İslam ümmeti ne zaman Siyonist projeye karşı mesafe alarak siyasi çekişmelere, çatışmalara, iktidar mücadelelerine girdiğinde, dinsel ve ideolojik farklılıklar yeniden ortaya çıkar.

Bugün mezhepsel, dini veya milliyetçi farklılıklar çatışma ve savaş sebebi olmamalıdır. Tüm birleştirici deneyimlerin kapsamlı ve eleştirel bir okumasına ihtiyacımız var. Buda Arap ve İslam gerçekliğimize yeni bir yaklaşım, önceliklerin yeniden tanımlanması ve tarihsel farklılıkların nasıl aşılacağı konusunda yeni bir yaklaşım gerektiriyor.

Zafer ve başarının en basit kuralı Müslümanlar, Araplar ve ümmetin tüm kesimleri arasında birlik, beraberlik ve çeşitliliğin tanınmasından geçer. Bütün yollar Allah’a çıkar. Bu sayede, mezhepsel farklılıkların üstesinden gelebiliriz.
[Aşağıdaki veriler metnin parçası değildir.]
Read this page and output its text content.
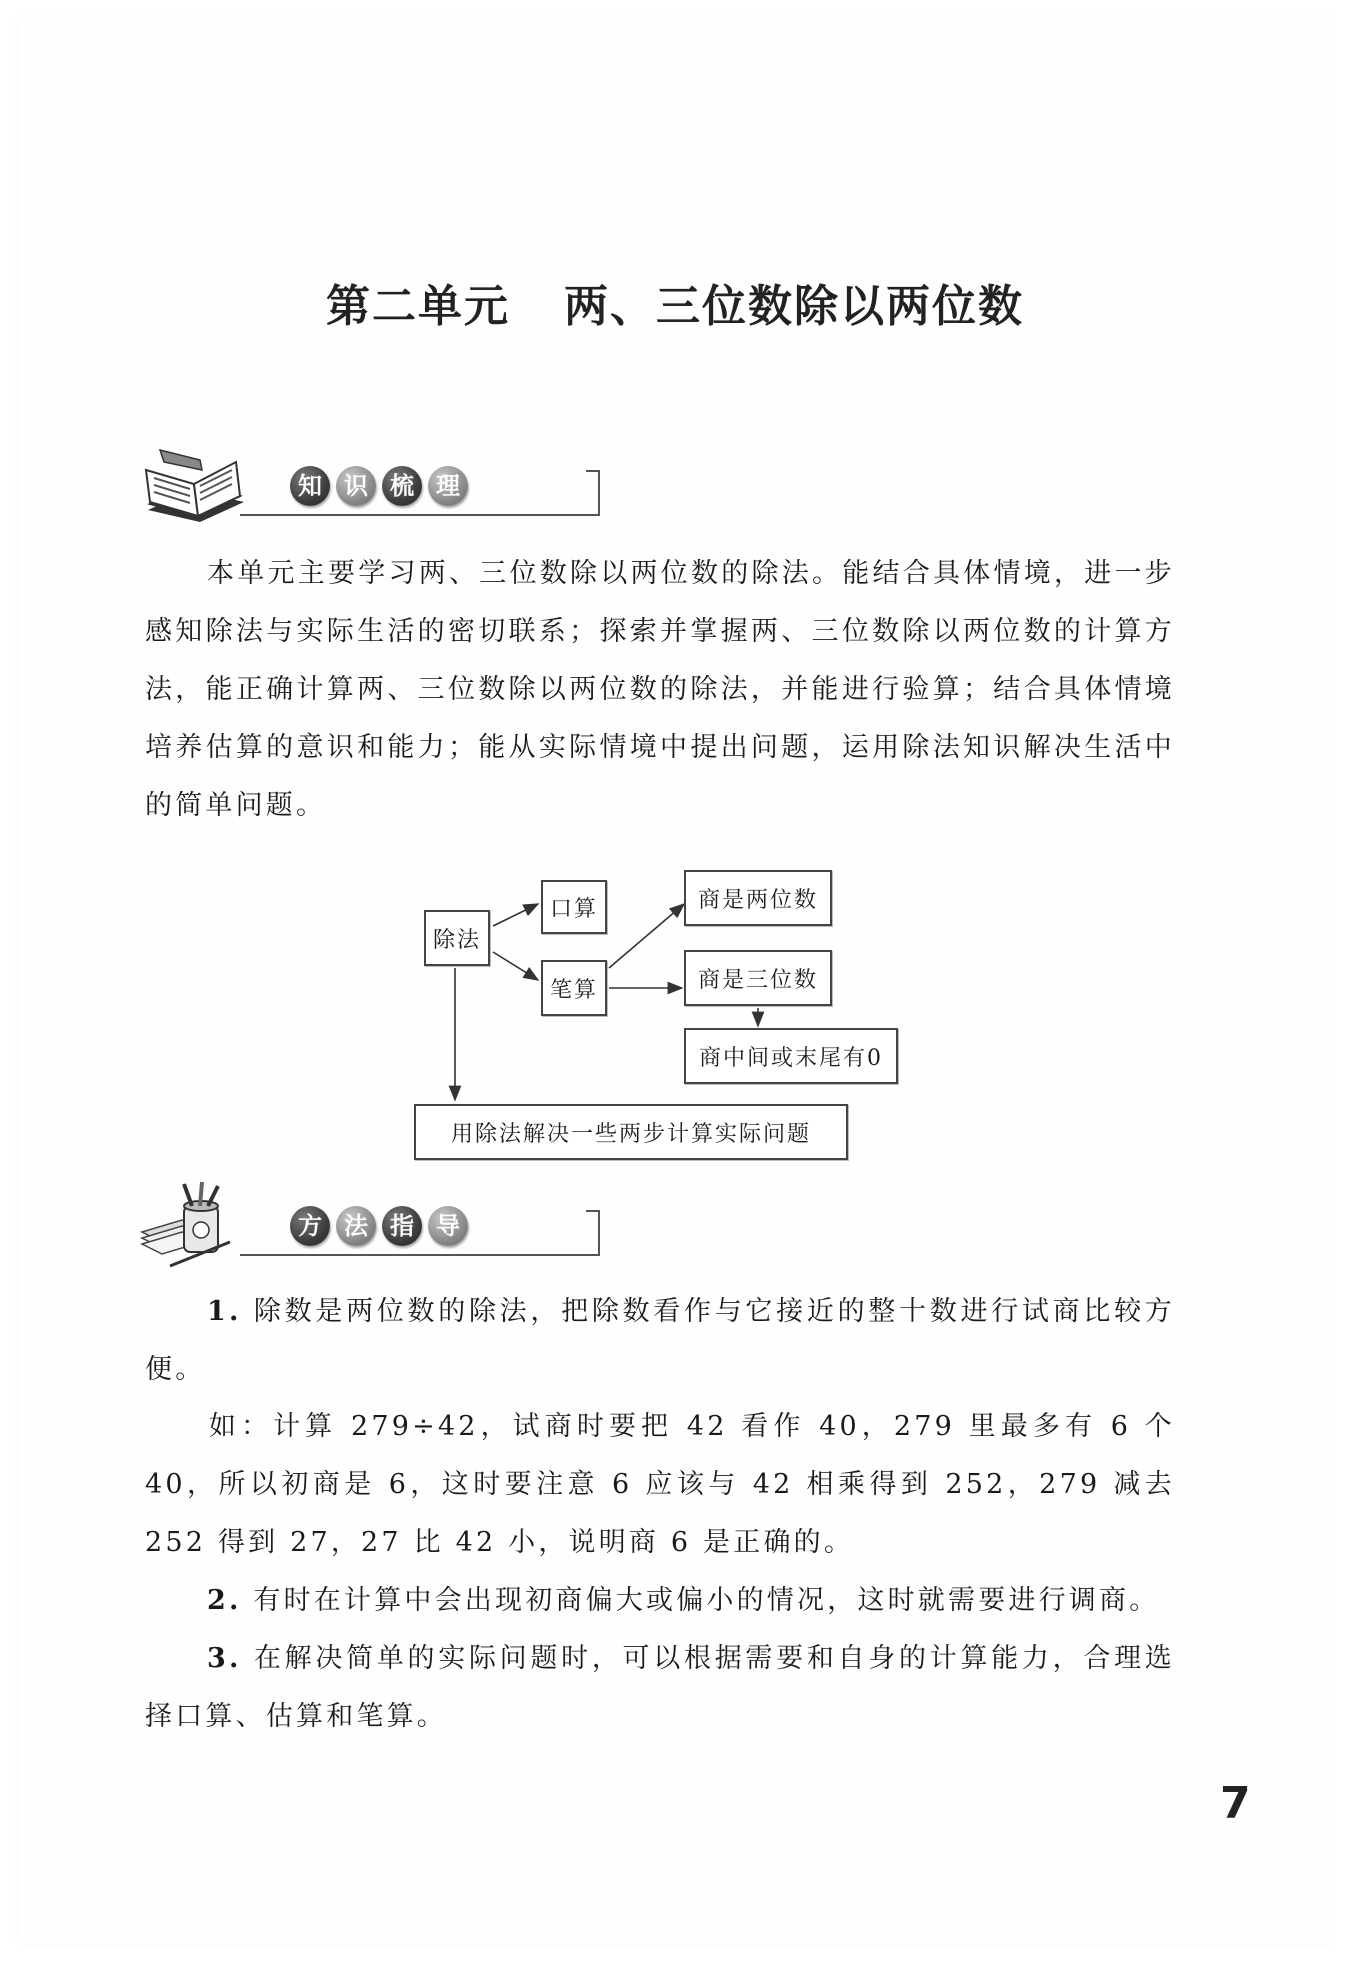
第二单元 两、三位数除以两位数
知 识 梳 理
本单元主要学习两、三位数除以两位数的除法。能结合具体情境，进一步感知除法与实际生活的密切联系；探索并掌握两、三位数除以两位数的计算方法，能正确计算两、三位数除以两位数的除法，并能进行验算；结合具体情境培养估算的意识和能力；能从实际情境中提出问题，运用除法知识解决生活中的简单问题。
除法
口算
笔算
商是两位数
商是三位数
商中间或末尾有0
用除法解决一些两步计算实际问题
方 法 指 导
1. 除数是两位数的除法，把除数看作与它接近的整十数进行试商比较方便。
如：计算 279÷42，试商时要把 42 看作 40，279 里最多有 6 个 40，所以初商是 6，这时要注意 6 应该与 42 相乘得到 252，279 减去 252 得到 27，27 比 42 小，说明商 6 是正确的。
2. 有时在计算中会出现初商偏大或偏小的情况，这时就需要进行调商。
3. 在解决简单的实际问题时，可以根据需要和自身的计算能力，合理选择口算、估算和笔算。
7
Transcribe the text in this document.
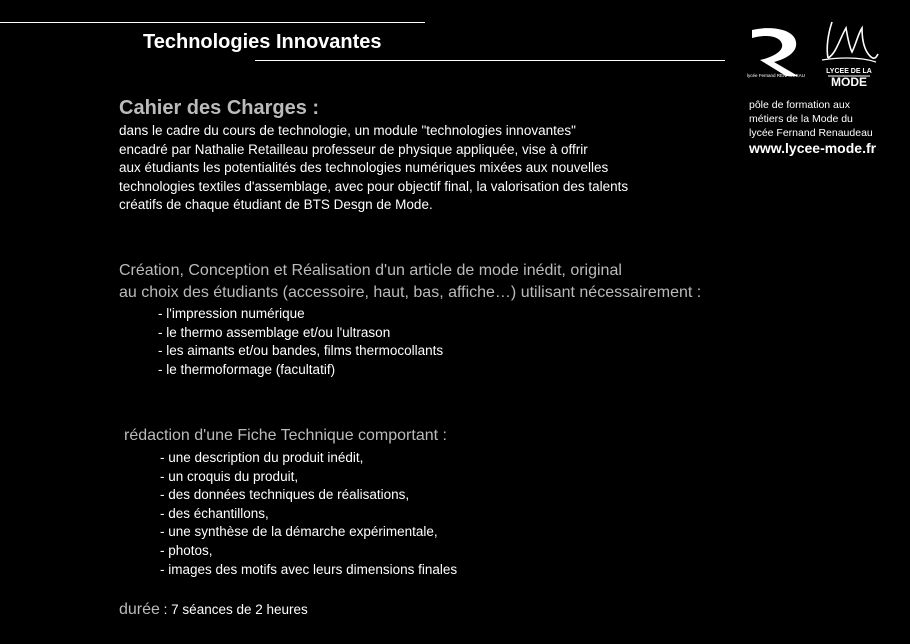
Technologies Innovantes
lycée Fernand RENAUDEAU
LYCEE DE LA
MODE
pôle de formation aux
métiers de la Mode du
lycée Fernand Renaudeau
www.lycee-mode.fr
Cahier des Charges :
dans le cadre du cours de technologie, un module "technologies innovantes"
encadré par Nathalie Retailleau professeur de physique appliquée, vise à offrir
aux étudiants les potentialités des technologies numériques mixées aux nouvelles
technologies textiles d'assemblage, avec pour objectif final, la valorisation des talents
créatifs de chaque étudiant de BTS Desgn de Mode.
Création, Conception et Réalisation d'un article de mode inédit, original
au choix des étudiants (accessoire, haut, bas, affiche…) utilisant nécessairement :
- l'impression numérique
- le thermo assemblage et/ou l'ultrason
- les aimants et/ou bandes, films thermocollants
- le thermoformage (facultatif)
rédaction d'une Fiche Technique comportant :
- une description du produit inédit,
- un croquis du produit,
- des données techniques de réalisations,
- des échantillons,
- une synthèse de la démarche expérimentale,
- photos,
- images des motifs avec leurs dimensions finales
durée : 7 séances de 2 heures
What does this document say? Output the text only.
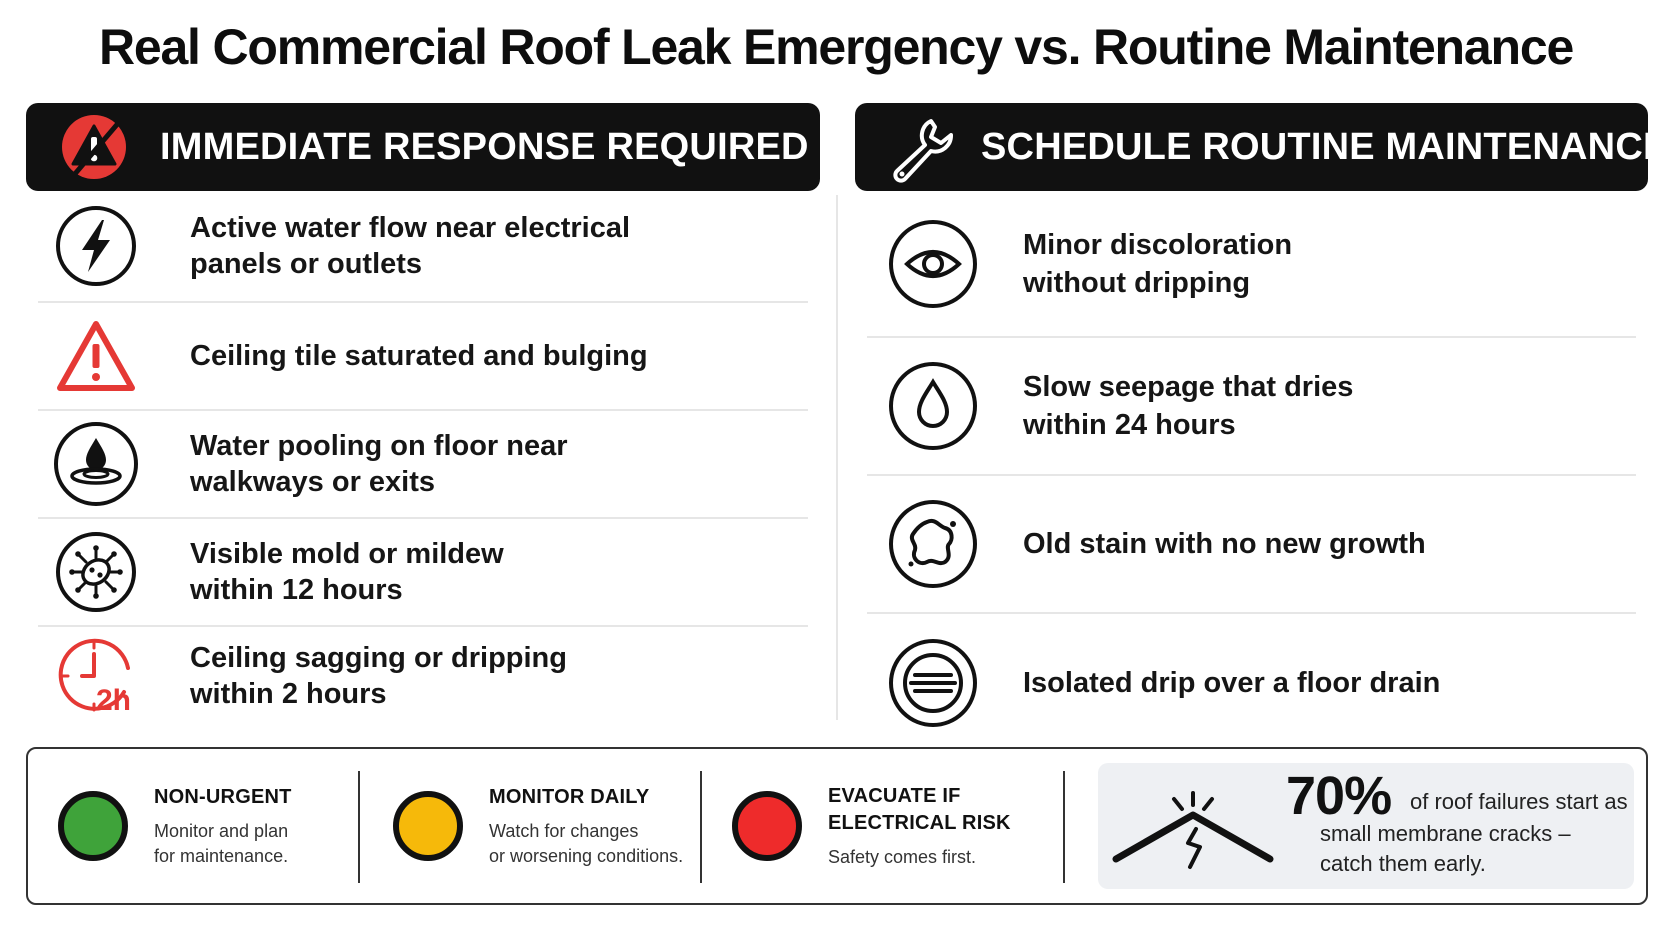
Real Commercial Roof Leak Emergency vs. Routine Maintenance
IMMEDIATE RESPONSE REQUIRED
Active water flow near electrical
panels or outlets
Ceiling tile saturated and bulging
Water pooling on floor near
walkways or exits
Visible mold or mildew
within 12 hours
2h
Ceiling sagging or dripping
within 2 hours
SCHEDULE ROUTINE MAINTENANCE
Minor discoloration
without dripping
Slow seepage that dries
within 24 hours
Old stain with no new growth
Isolated drip over a floor drain
NON-URGENT
Monitor and plan
for maintenance.
MONITOR DAILY
Watch for changes
or worsening conditions.
EVACUATE IF
ELECTRICAL RISK
Safety comes first.
70% of roof failures start as
small membrane cracks –
catch them early.
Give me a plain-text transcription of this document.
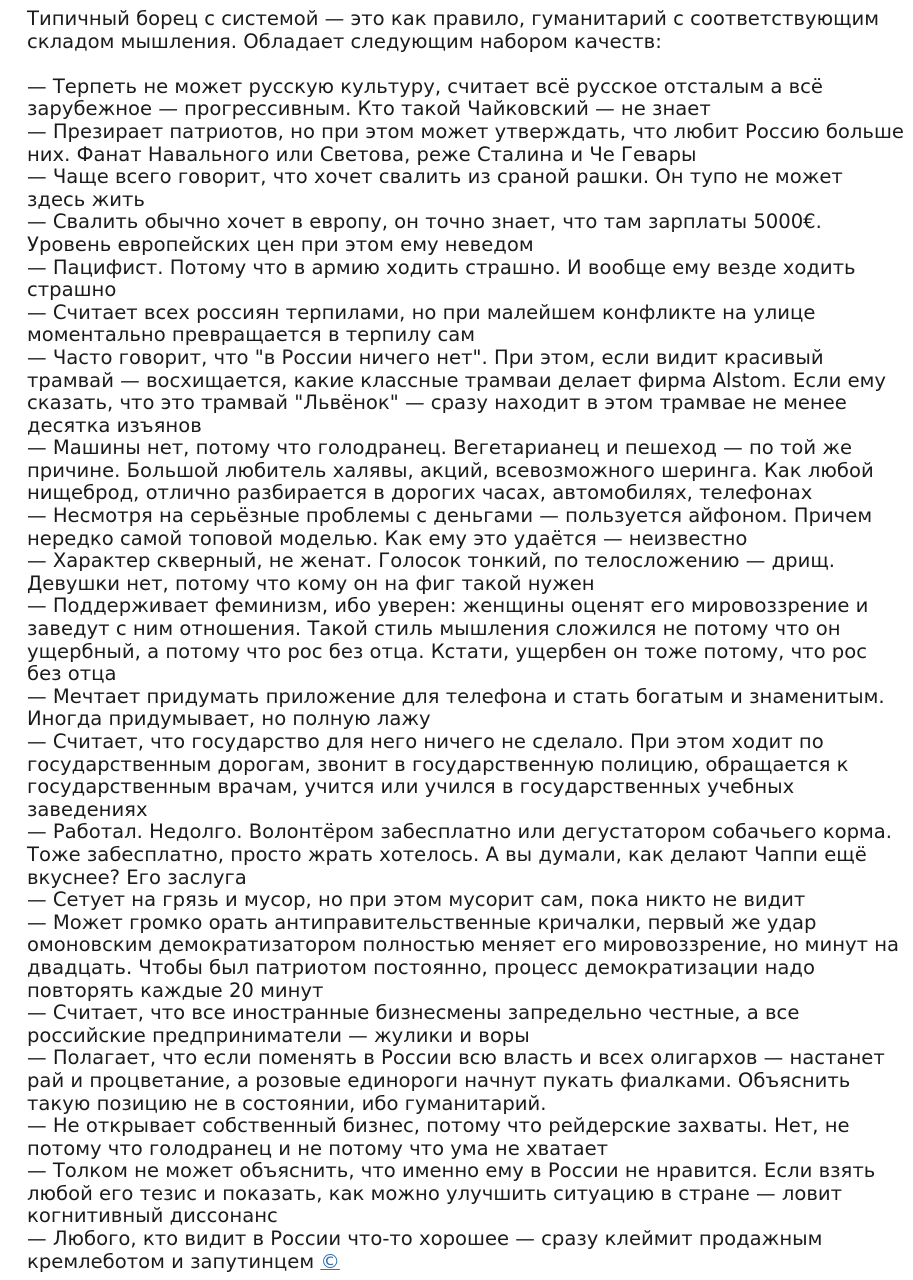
Типичный борец с системой — это как правило, гуманитарий с соответствующим складом мышления. Обладает следующим набором качеств:

— Терпеть не может русскую культуру, считает всё русское отсталым а всё зарубежное — прогрессивным. Кто такой Чайковский — не знает

— Презирает патриотов, но при этом может утверждать, что любит Россию больше них. Фанат Навального или Светова, реже Сталина и Че Гевары

— Чаще всего говорит, что хочет свалить из сраной рашки. Он тупо не может здесь жить

— Свалить обычно хочет в европу, он точно знает, что там зарплаты 5000€. Уровень европейских цен при этом ему неведом

— Пацифист. Потому что в армию ходить страшно. И вообще ему везде ходить страшно

— Считает всех россиян терпилами, но при малейшем конфликте на улице моментально превращается в терпилу сам

— Часто говорит, что "в России ничего нет". При этом, если видит красивый трамвай — восхищается, какие классные трамваи делает фирма Alstom. Если ему сказать, что это трамвай "Львёнок" — сразу находит в этом трамвае не менее десятка изъянов

— Машины нет, потому что голодранец. Вегетарианец и пешеход — по той же причине. Большой любитель халявы, акций, всевозможного шеринга. Как любой нищеброд, отлично разбирается в дорогих часах, автомобилях, телефонах

— Несмотря на серьёзные проблемы с деньгами — пользуется айфоном. Причем нередко самой топовой моделью. Как ему это удаётся — неизвестно

— Характер скверный, не женат. Голосок тонкий, по телосложению — дрищ. Девушки нет, потому что кому он на фиг такой нужен

— Поддерживает феминизм, ибо уверен: женщины оценят его мировоззрение и заведут с ним отношения. Такой стиль мышления сложился не потому что он ущербный, а потому что рос без отца. Кстати, ущербен он тоже потому, что рос без отца

— Мечтает придумать приложение для телефона и стать богатым и знаменитым. Иногда придумывает, но полную лажу

— Считает, что государство для него ничего не сделало. При этом ходит по государственным дорогам, звонит в государственную полицию, обращается к государственным врачам, учится или учился в государственных учебных заведениях

— Работал. Недолго. Волонтёром забесплатно или дегустатором собачьего корма. Тоже забесплатно, просто жрать хотелось. А вы думали, как делают Чаппи ещё вкуснее? Его заслуга

— Сетует на грязь и мусор, но при этом мусорит сам, пока никто не видит

— Может громко орать антиправительственные кричалки, первый же удар омоновским демократизатором полностью меняет его мировоззрение, но минут на двадцать. Чтобы был патриотом постоянно, процесс демократизации надо повторять каждые 20 минут

— Считает, что все иностранные бизнесмены запредельно честные, а все российские предприниматели — жулики и воры

— Полагает, что если поменять в России всю власть и всех олигархов — настанет рай и процветание, а розовые единороги начнут пукать фиалками. Объяснить такую позицию не в состоянии, ибо гуманитарий.

— Не открывает собственный бизнес, потому что рейдерские захваты. Нет, не потому что голодранец и не потому что ума не хватает

— Толком не может объяснить, что именно ему в России не нравится. Если взять любой его тезис и показать, как можно улучшить ситуацию в стране — ловит когнитивный диссонанс

— Любого, кто видит в России что-то хорошее — сразу клеймит продажным кремлеботом и запутинцем ©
Fıkhi veya fikri farklılıklar, tefrika ve çatışma sebebi olmak yerine, zenginlik ve güç kaynağı haline gelebilir.

Öyleyse deneyimlerimizden ders çıkarıp Büyük İsrail projesine karşı saflarımızı birleştirecek miyiz, yoksa bir kez daha dini, tarihi ve siyasi çatışmaların içine mi saplanacağız?